Ahora sabía la verdad. Su amabilidad ocasional, esos raros momentos de intimidad, no eran para mí. Eran para Cora. Estaba tratando de convertirme en ella, de verla en mí. Estaba tratando de reavivar un amor que no era mío para empezar. Me estaba usando, no solo para la subrogación, sino como un sustituto, un reemplazo para la mujer que realmente deseaba. Siempre se trató de Cora.
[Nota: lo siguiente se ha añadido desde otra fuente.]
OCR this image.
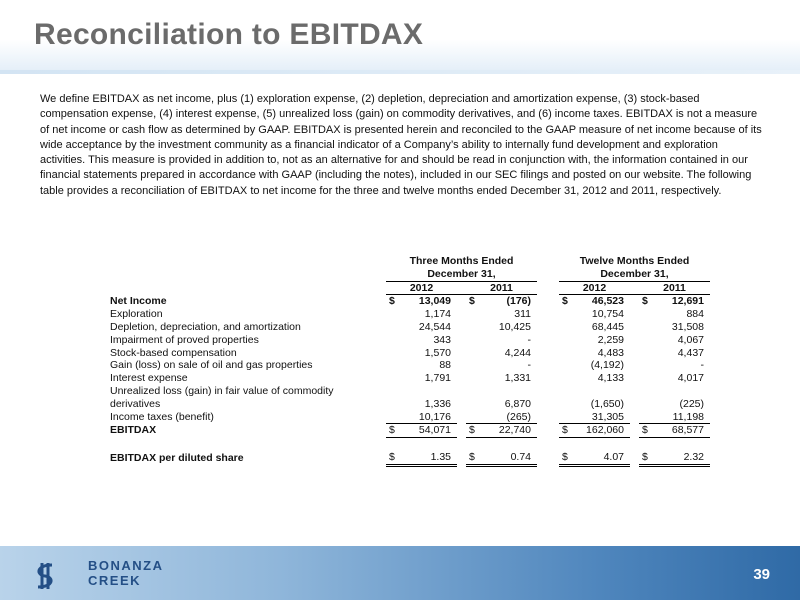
Reconciliation to EBITDAX
We define EBITDAX as net income, plus (1) exploration expense, (2) depletion, depreciation and amortization expense, (3) stock-based compensation expense, (4) interest expense, (5) unrealized loss (gain) on commodity derivatives, and (6) income taxes. EBITDAX is not a measure of net income or cash flow as determined by GAAP. EBITDAX is presented herein and reconciled to the GAAP measure of net income because of its wide acceptance by the investment community as a financial indicator of a Company’s ability to internally fund development and exploration activities. This measure is provided in addition to, not as an alternative for and should be read in conjunction with, the information contained in our financial statements prepared in accordance with GAAP (including the notes), included in our SEC filings and posted on our website. The following table provides a reconciliation of EBITDAX to net income for the three and twelve months ended December 31, 2012 and 2011, respectively.
	Three Months Ended				Twelve Months Ended		
	December 31,				December 31,		
	2012		2011		2012		2011
Net Income	$ 13,049		$ (176)		$ 46,523		$ 12,691
Exploration	1,174		311		10,754		884
Depletion, depreciation, and amortization	24,544		10,425		68,445		31,508
Impairment of proved properties	343		-		2,259		4,067
Stock-based compensation	1,570		4,244		4,483		4,437
Gain (loss) on sale of oil and gas properties	88		-		(4,192)		-
Interest expense	1,791		1,331		4,133		4,017
Unrealized loss (gain) in fair value of commodity							
derivatives	1,336		6,870		(1,650)		(225)
Income taxes (benefit)	10,176		(265)		31,305		11,198
EBITDAX	$ 54,071		$ 22,740		$ 162,060		$ 68,577

EBITDAX per diluted share	$ 1.35		$ 0.74		$ 4.07		$ 2.32
BONANZA
CREEK	39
Mi valor siempre se midió contra el de ella.
Recordé la insoportable donación de médula ósea, las semanas de dolor y recuperación, la llamada anónima confirmando que era su compatible, la esperanza de que algún día lo supiera, que lo entendiera. Recordé el acuerdo secreto con la señora Del Monte, la promesa de mil millones de pesos por llevar a su hijo, mi única salida, el único salvavidas de mi abuela. Y ahora, él negaba incluso eso. Negaba a su hijo. Mi hijo.
Mi mente daba vueltas mientras pensaba en las muchas veces que había cumplido las peligrosas peticiones de Cristóbal, todo por el bien de que liberara fondos para el tratamiento de mi abuela. Una vez, me había enviado a una parte peligrosa de la ciudad para recuperar un artefacto raro y robado de una banda notoria. Los callejones eran oscuros, el aire espeso de amenaza, y los hombres a los que me enfrenté eran despiadados. Recuerdo la fría presión de un cuchillo contra mi garganta, el miedo que me ahogaba, pero lo había superado, el rostro de mi abuela un faro en la oscuridad. Había regresado, magullada y aterrorizada, el artefacto agarrado en mis manos temblorosas.
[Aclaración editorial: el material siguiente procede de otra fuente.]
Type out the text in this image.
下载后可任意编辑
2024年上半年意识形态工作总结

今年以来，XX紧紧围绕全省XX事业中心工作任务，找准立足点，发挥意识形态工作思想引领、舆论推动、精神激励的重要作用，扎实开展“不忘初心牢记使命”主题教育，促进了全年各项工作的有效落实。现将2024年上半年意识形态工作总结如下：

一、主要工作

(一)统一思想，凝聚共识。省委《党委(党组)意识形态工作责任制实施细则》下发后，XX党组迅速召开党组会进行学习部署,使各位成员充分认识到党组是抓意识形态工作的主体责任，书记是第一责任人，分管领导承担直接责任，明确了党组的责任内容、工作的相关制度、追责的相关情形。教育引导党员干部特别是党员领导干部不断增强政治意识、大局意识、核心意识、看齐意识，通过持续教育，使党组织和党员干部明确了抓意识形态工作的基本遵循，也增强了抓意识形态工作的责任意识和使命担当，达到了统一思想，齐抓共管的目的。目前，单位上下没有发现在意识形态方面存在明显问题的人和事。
Cristóbal apenas me había mirado. Había tomado el artefacto, sus ojos iluminándose con una cruel satisfacción, y luego, se lo había llevado a Cora. "Para ti, mi amor", le había dicho, presentándoselo como un trofeo. Ella había sonreído, una sonrisa deslumbrante y victoriosa, completamente ajena al terror que acababa de soportar, a los cortes y moretones ocultos bajo mi ropa. Los observé, mi corazón un dolor hueco en mi pecho. Ella lo tenía todo, sin esfuerzo, mientras yo luchaba por cada pizca de dignidad, cada momento de supervivencia. Me había puesto en peligro, y luego había usado mi sacrificio para ganar el afecto de Cora.
Cora, siempre la perfecta, la amada. Siempre había sido su todo, su luz, su "salvadora". ¿Y yo? Yo era solo una sombra, un peón en su juego retorcido. El peso de todo me aplastó. Dejé caer la cabeza sobre la almohada, las lágrimas fluyendo libremente ahora, calientes y silenciosas. La fría y dura verdad era un peso físico, presionando mi pecho, robándome el aliento. No le importaba yo. No le importaba nuestro hijo. No le importaba mi abuela moribunda.
Tomé mi teléfono de nuevo, mi visión borrosa por las lágrimas. Le envié un último mensaje, una súplica desesperada, una prueba final de su humanidad. "Cristóbal, por favor. Mi abuela. Se está apagando. Solo dime por qué. ¿Por qué me odias tanto? ¿Qué hice para merecer esto?".
Su respuesta fue instantánea, escalofriantemente rápida. "Existes, Sofía. Y me recuerdas todo lo que desprecio. Deja de molestarme. Si tu abuela muere, es tu culpa por no traerme a Cora lo suficientemente rápido. Y si no abortas a ese 'niño', te juro por Dios que me aseguraré de que te arrepientas".
Mis manos cayeron a mis costados, el teléfono resonando contra la cama del hospital. La esperanza, el amor, el aferramiento desesperado a un futuro que nunca sería, todo se marchitó y murió en ese momento. No quedaba nada. Absolutamente nada.